Chapter 24

His Light:

(Diya POV)

Diya, your phone has been ringing for the past 15 minutes where are you. Nikky check who is calling I am packing my things here. Diya it is mami, I dont think she would prefer to talk to me.

I immediately dropped the things and rushed towards our bed to find Nikky looking at my mobile with a weird expression that instantly brought smile to my face. Calm down Nikky, nothing is going to happen. How can you be so calm even in this situation Diya? Finally, after this entire struggle, I got you. What if mami also feels like Ravi mama and what if? Before he could ramble, I closed his mouth with my hand and kissed his forehead before speaking to him.

Nikky dont ever have doubts or fears, nothing will go wrong and I am going to live with you always and forever. We are going to Bangalore tomorrow and start our life there Nikky. We are not going to be apart for anything or because of anyone Nikky.

He just nodded his head and hugged me closer like as usual. Once he was calm, I pulled my mobile to call my mom. She picked up the call immediately. Aara how are you? Mom I am fine, what is happening there?

Everything is a mess Aara, I dont know which side I have to take or whom to support. I have never seen your dad regretting his actions in all these years, even during your mamis death he was the most composed one out of the three. To some extent, I can understand Nikesh and Subbu anna but still this is not the right way for this Aara.

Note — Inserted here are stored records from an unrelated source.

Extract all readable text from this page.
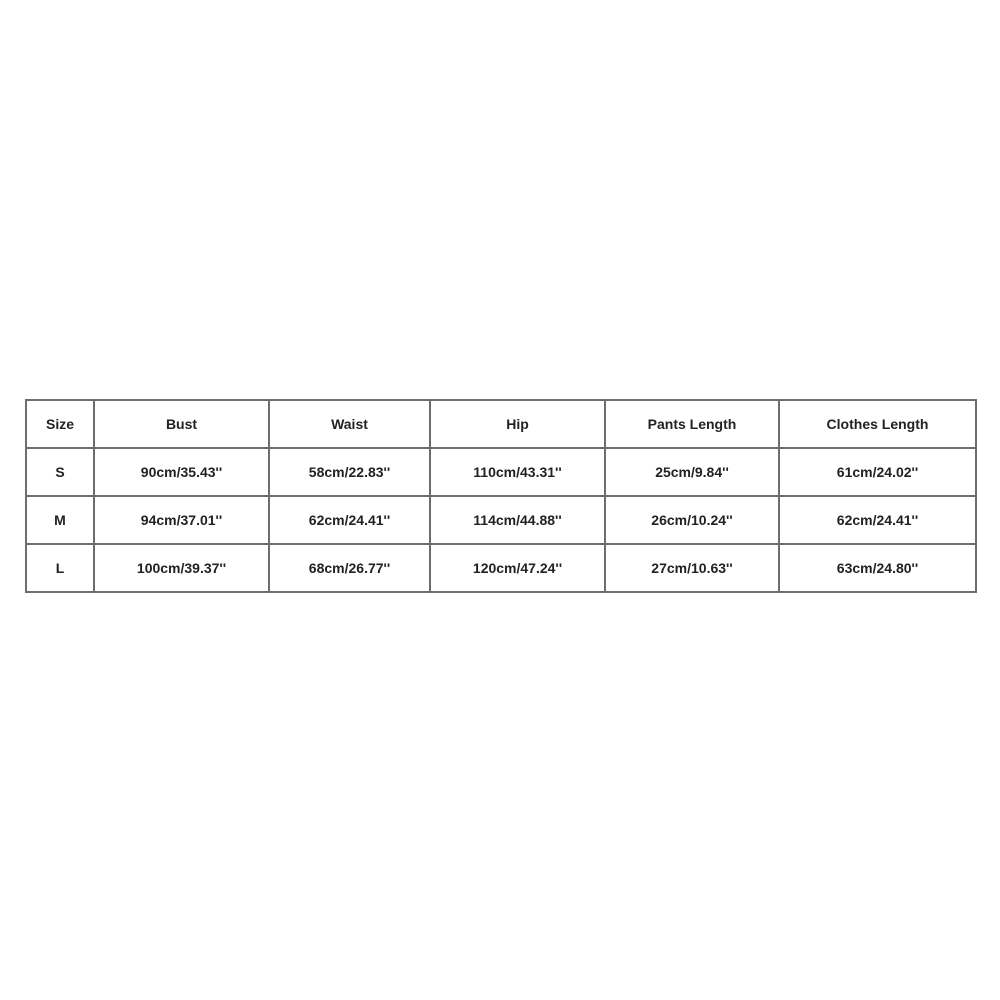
Size	Bust	Waist	Hip	Pants Length	Clothes Length
S	90cm/35.43''	58cm/22.83''	110cm/43.31''	25cm/9.84''	61cm/24.02''
M	94cm/37.01''	62cm/24.41''	114cm/44.88''	26cm/10.24''	62cm/24.41''
L	100cm/39.37''	68cm/26.77''	120cm/47.24''	27cm/10.63''	63cm/24.80''
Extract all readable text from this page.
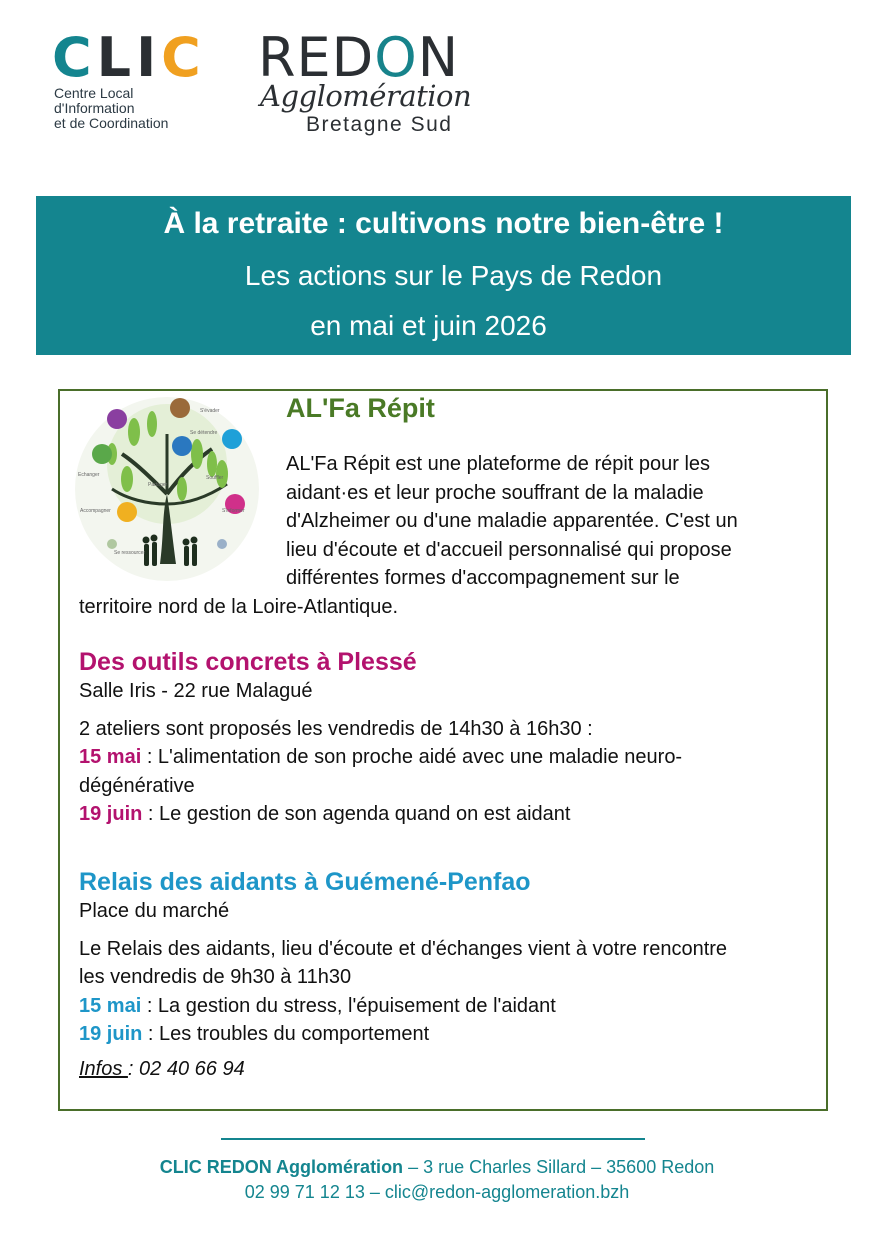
C L I C
Centre Local
d'Information
et de Coordination
REDON
Agglomération
Bretagne Sud
À la retraite : cultivons notre bien-être !
Les actions sur le Pays de Redon
en mai et juin 2026
S'informer
Se ressourcer
Se détendre
Partager
Echanger	Souffler
S'évader
Accompagner
AL'Fa Répit
AL'Fa Répit est une plateforme de répit pour les
aidant·es et leur proche souffrant de la maladie
d'Alzheimer ou d'une maladie apparentée. C'est un
lieu d'écoute et d'accueil personnalisé qui propose
différentes formes d'accompagnement sur le
territoire nord de la Loire-Atlantique.
Des outils concrets à Plessé
Salle Iris - 22 rue Malagué
2 ateliers sont proposés les vendredis de 14h30 à 16h30 :
15 mai : L'alimentation de son proche aidé avec une maladie neuro-
dégénérative
19 juin : Le gestion de son agenda quand on est aidant
Relais des aidants à Guémené-Penfao
Place du marché
Le Relais des aidants, lieu d'écoute et d'échanges vient à votre rencontre
les vendredis de 9h30 à 11h30
15 mai : La gestion du stress, l'épuisement de l'aidant
19 juin : Les troubles du comportement
Infos : 02 40 66 94
CLIC REDON Agglomération – 3 rue Charles Sillard – 35600 Redon
02 99 71 12 13 – clic@redon-agglomeration.bzh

I dont know how we are going to mend this relationship. I can understand mom, how is dad. Your dad has been blaming himself for all of his actions and his impatience. He thinks he should have heard out Anna before uttering those words. In addition, I think Anna should have kept this to himself because Ravi and Ram both are aggressive in nature they use their fist first before minds if it is something that harms their family. Prabhu and Pranu had to talk a lot to your dad for hours before calming him down. He just laid down after a small meal.

Aara for now we have decided not to tell this to your Ram pa and Tara ma. I dont want the family to suffer more than already. We thought of visiting you people now but Ram and Tara were back home, with them I dont think all of can talk our hearts. I can understand mom, I was also waiting to call you because we are planning to leave to Bangalore by Tomorrow morning itself. Is this sudden plan due to all this Aara? Yes mom I think all of us need time to adapt to this situation and get back to normal. Maybe this distance can help us gain a change and peace of mind to think through this. Yes dear let us do this like you have decided. Thank you for understanding mom and I am sorry for the misunderstanding caused, we will visit you all by tomorrow morning before leaving the city.

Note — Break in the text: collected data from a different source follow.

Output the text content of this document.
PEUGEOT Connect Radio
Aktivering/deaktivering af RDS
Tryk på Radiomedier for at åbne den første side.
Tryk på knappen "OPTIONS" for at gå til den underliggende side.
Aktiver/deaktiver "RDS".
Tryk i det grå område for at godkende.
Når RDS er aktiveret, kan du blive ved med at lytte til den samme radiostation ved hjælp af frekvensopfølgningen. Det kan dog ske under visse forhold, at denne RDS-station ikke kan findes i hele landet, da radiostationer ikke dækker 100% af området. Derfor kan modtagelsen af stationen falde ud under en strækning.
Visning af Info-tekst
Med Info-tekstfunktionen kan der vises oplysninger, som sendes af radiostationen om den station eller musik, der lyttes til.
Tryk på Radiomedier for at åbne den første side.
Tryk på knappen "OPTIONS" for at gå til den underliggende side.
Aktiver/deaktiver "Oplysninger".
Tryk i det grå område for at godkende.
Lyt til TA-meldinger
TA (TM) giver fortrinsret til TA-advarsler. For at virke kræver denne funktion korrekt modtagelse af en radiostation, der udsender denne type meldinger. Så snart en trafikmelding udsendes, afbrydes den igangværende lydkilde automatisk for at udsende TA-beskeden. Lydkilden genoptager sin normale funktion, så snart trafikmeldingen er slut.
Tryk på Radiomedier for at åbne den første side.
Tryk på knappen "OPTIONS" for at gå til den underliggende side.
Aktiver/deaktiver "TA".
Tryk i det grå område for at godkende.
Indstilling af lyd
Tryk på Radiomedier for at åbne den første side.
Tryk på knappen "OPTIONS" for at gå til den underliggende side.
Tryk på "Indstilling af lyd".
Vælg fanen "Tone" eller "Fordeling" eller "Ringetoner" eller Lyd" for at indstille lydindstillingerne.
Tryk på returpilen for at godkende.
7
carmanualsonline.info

I disconnected the call to find a sleeping Nikky lying beside me with a hand around my waist. How could he sleep so peacefully in this situation while I am in a serious conversation?

After staring at his sleeping form for almost an hour, I moved out of his loosened grip and walked towards mess I have created in the name of packing. I spent the rest of the evening in packing my things while my Mr. Perfect was sleeping like a baby.

A vibration near the bedside table interrupted the silence in our room. When I found the source of the sound, it was his mobile, with a call from an unknown number. This is the first time I am checking his mobile. Me being the curious cat I guessed the pin number, as expected it was my birthday. The wallpaper is my image taken some years ago. I totally forgot when he took this one; it is from one of our family vacations together.

My images filled the entire gallery, oh my god it is my picture everywhere from every day like whatever he could get. This person has stalked me all these years. I was in tears looking at each picture. Even silly pictures of me idling in my room reading a book or walking around the garden.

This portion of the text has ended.